Radikaler IT:U-Ansatz ist vielversprechend
CHEFINFO: Oxford ist ein fast schon mythisch verklärter Ort mit einer über 1.000 Jahre langen Tradition. Ist das wirklich so bzw. wie ist es aus Ihrer Sicht gelungen, diesen Status als eine der besten Universitäten der Welt so lange zu halten?
Christoph Reisinger: Auf den ersten Blick fallen Besuchern sicher die sehr schönen alten Gebäude auf, die Studenten, die in Talaren zu den Prüfungen eilen, und das eine oder andere skurrile Ritual. Aber in der Substanz hat es Oxford geschafft, sich den aktuellen Themen zu stellen und in der Forschung und Lehre von ganz vorne mitzugestalten. Das internationale Renommee und die bestehende Exzellenz helfen natürlich, führende Wissenschaftler weltweit anzulocken. In der Lehre zieht die individuelle Betreuung in Tutorien einige der besten Studenten über die Grenzen hinaus an. Die Universität ermöglicht zeitlose Grundlagenforschung, ist aber ebenso über ein großes und belastbares Netzwerk mit der Industrie, Wirtschaft und Gesellschaft verbunden.
Wie ging es Ihnen, als Sie die ersten Tage in Oxford verbrachten? Wie lange braucht man, um sich dort zurechtzufinden?
Reisinger: Oxford zieht einen recht schnell in seinen Bann. Es hat eine für mich attraktive Kombination aus einer internationalen und inspirierenden Uni mit faszinierenden Kollegen, einer charmanten Kleinstadt mit malerischem Umland und als Draufgabe noch London mit allen kulturellen Möglichkeiten nur eine Zugstunde entfernt. Eine grobe Orientierung dauert nicht lange – um alles zu verstehen, wird meine Zeit hier wohl nicht reichen.

An was forscht man in der Mathematik derzeit genau bzw. in welche konkreten Anwendungen fließen die Ergebnisse?
Reisinger: Das fängt bei grundlegenden Fragen der reinen Mathematik an, zum Beispiel in der Zahlentheorie, wo mein Oxforder Kollege James Maynard vergangenes Jahr die Fields-Medaille, den größten Preis in der Mathematik, für seine Ergebnisse zur Struktur der Primzahlen erhalten hat.

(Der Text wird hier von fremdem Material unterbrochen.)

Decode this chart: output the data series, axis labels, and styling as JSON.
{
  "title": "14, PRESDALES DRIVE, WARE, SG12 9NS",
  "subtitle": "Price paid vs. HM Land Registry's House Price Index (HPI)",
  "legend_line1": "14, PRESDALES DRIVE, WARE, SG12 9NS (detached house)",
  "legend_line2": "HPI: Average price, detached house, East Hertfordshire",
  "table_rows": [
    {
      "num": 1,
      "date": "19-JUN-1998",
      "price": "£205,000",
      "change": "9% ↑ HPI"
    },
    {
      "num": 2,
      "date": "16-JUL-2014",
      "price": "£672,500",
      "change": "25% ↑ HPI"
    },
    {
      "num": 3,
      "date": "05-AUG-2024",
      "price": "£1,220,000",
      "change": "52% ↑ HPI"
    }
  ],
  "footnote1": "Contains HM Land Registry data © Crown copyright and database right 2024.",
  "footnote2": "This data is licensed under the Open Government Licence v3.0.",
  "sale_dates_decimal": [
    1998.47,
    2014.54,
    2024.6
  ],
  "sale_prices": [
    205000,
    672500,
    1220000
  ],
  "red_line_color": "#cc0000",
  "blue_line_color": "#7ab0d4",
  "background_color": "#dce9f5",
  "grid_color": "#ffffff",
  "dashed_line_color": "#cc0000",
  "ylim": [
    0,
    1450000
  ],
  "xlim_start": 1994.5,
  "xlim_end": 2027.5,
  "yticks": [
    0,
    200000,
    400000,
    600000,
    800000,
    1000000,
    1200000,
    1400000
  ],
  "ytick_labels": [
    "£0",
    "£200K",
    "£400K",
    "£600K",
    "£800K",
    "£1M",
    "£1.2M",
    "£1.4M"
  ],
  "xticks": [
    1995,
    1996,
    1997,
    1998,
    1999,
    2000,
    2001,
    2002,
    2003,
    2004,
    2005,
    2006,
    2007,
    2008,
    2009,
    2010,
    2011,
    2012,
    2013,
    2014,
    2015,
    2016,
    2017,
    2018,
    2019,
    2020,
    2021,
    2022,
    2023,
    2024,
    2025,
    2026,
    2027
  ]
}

Die angewandte Mathematik ist inzwischen in den verschiedensten Bereichen wie der Finanzwirtschaft, Medizin oder künstlichen Intelligenz tätig. Im letzteren Themenkreis beschäftige ich mich momentan speziell mit Eigenschaften von hochdimensionalen neuronalen Netzen, dem Lernverhalten von Optimierungsverfahren in der Steuerungstheorie und der Sicherheit von generativen Modellen (wie ChatGPT). Ich interessiere mich dabei sowohl an den mathematischen und rechnerischen Grundlagen der KI, arbeite aber auch an konkreten Anwendungen, wie in der Flugverkehrskontrolle, der Steuerung von Autos in der Formel 1 oder der Handelsausführung in elektronischen Märkten.
Die IT:U (Digitaluni Linz) startet mit einem völlig neuen Lehrkonzept: Labore statt Hörsaal, starke Interdisziplinarität etc. Kennen Sie dieses Konzept bzw. was halten Sie von dieser Form des Lehrens bzw. Lernens? Ist das die Zukunft?
Reisinger: Ich habe die Entwicklung der IT:U aus der Ferne mit Spannung mitverfolgt. Das Lernen in Kleingruppen ist in Oxford seit Jahrhunderten ein Eckpfeiler der Bildung und erlaubt die direkte Auseinandersetzung mit der Materie. Die IT:U übersetzt das in das 21. Jahrhundert. Wissenschaftliche Herausforderungen in der Größenordnung und Komplexität, wie wir sie jetzt vorfinden, lassen sich nur interdisziplinär und international bewältigen. Ich finde den radikalen und zukunftsorientierten Zugang der IT:U sehr vielversprechend und freue mich darauf, die Erfolge mitzuverfolgen.